Entrepreneurs and Venture Capital

by francine Hardaway on December 10, 2007

I promised Michael Markman I’d write about this Kevin Burton post. Which is actually a response to a Michael Arrington post about this generation of entrepreneurs.

Arrington says any entrepreneur who has been through the dotcom bust is risk-averse, and that’s why they don’t take venture capital.  Burton, who founded Tailrank and bootstrapped it, says he didn’t need it and that VC is the last money an entrepreneur ought to take.

I spent the last few days at AlwaysOn’s Venture Summit West, and I actually have a few coherent thoughts on this subject. Here they come:

Many companies, especially software companies, don’t need venture capital and shouldn’t take it, because it’s dilutive and distracting.
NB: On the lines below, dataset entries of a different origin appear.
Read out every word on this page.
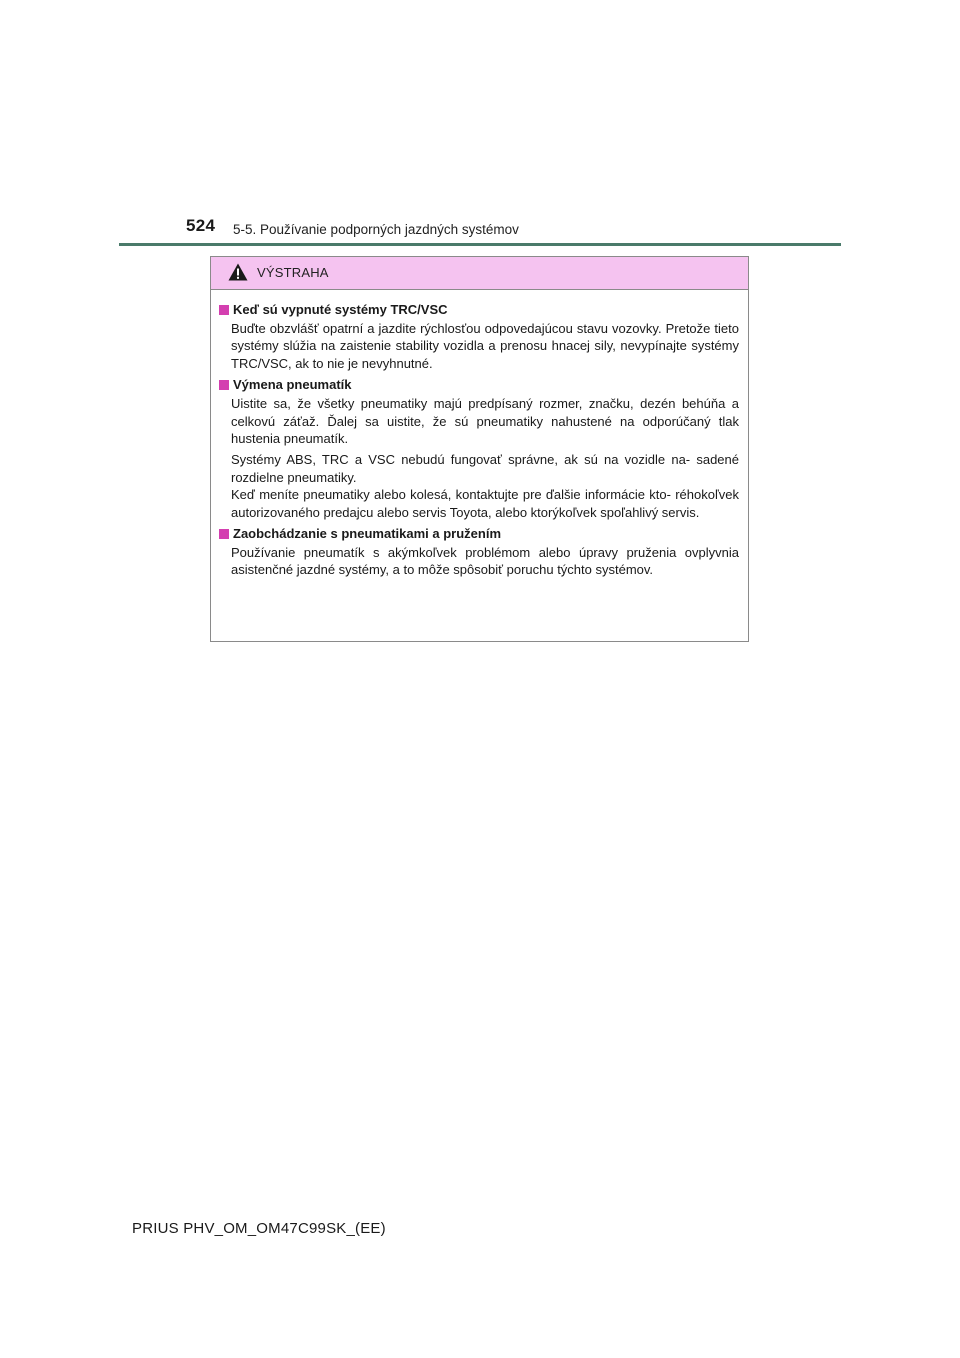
524 5-5. Používanie podporných jazdných systémov
VÝSTRAHA
Keď sú vypnuté systémy TRC/VSC

Buďte obzvlášť opatrní a jazdite rýchlosťou odpovedajúcou stavu vozovky. Pretože tieto systémy slúžia na zaistenie stability vozidla a prenosu hnacej sily, nevypínajte systémy TRC/VSC, ak to nie je nevyhnutné.

Výmena pneumatík

Uistite sa, že všetky pneumatiky majú predpísaný rozmer, značku, dezén behúňa a celkovú záťaž. Ďalej sa uistite, že sú pneumatiky nahustené na odporúčaný tlak hustenia pneumatík.

Systémy ABS, TRC a VSC nebudú fungovať správne, ak sú na vozidle na- sadené rozdielne pneumatiky.
Keď meníte pneumatiky alebo kolesá, kontaktujte pre ďalšie informácie kto- réhokoľvek autorizovaného predajcu alebo servis Toyota, alebo ktorýkoľvek spoľahlivý servis.

Zaobchádzanie s pneumatikami a pružením

Používanie pneumatík s akýmkoľvek problémom alebo úpravy pruženia ovplyvnia asistenčné jazdné systémy, a to môže spôsobiť poruchu týchto systémov.

PRIUS PHV_OM_OM47C99SK_(EE)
But it has nothing to do with risk aversion.  It has to do with need.  Why do you think the VC industry started with semiconductors?  Why do you think it has gone toward biotech? And greentech?

Not because entrepreneurs in those areas want to change the world by building huge companies and software/Web2.0 entrepreneurs don’t.

It’s because those industries are capital-intensive, either because of clinical
trials or because of manufacturing issues in order to scale.

Seems simple to me: capital-intensive businesses should take capital, and non-capital-intensive industries shouldn’t take it just to take it.

And yes, VCs try to force internet entrepreneurs to take their money because there IS an inherent conflict of interest between entrepreneur and VC.  The VC is there to get a return on investment, and if Facebook is the easiest way to get it, they will force money on Facebook. It doesn’t  mean anything about the entrepreneur, except young entrepreneurs don’t know much about the intricacies of money and are more vulnerable to this conflict of interest. It doesn’t mean that experienced entrepreneurs are more risk averse.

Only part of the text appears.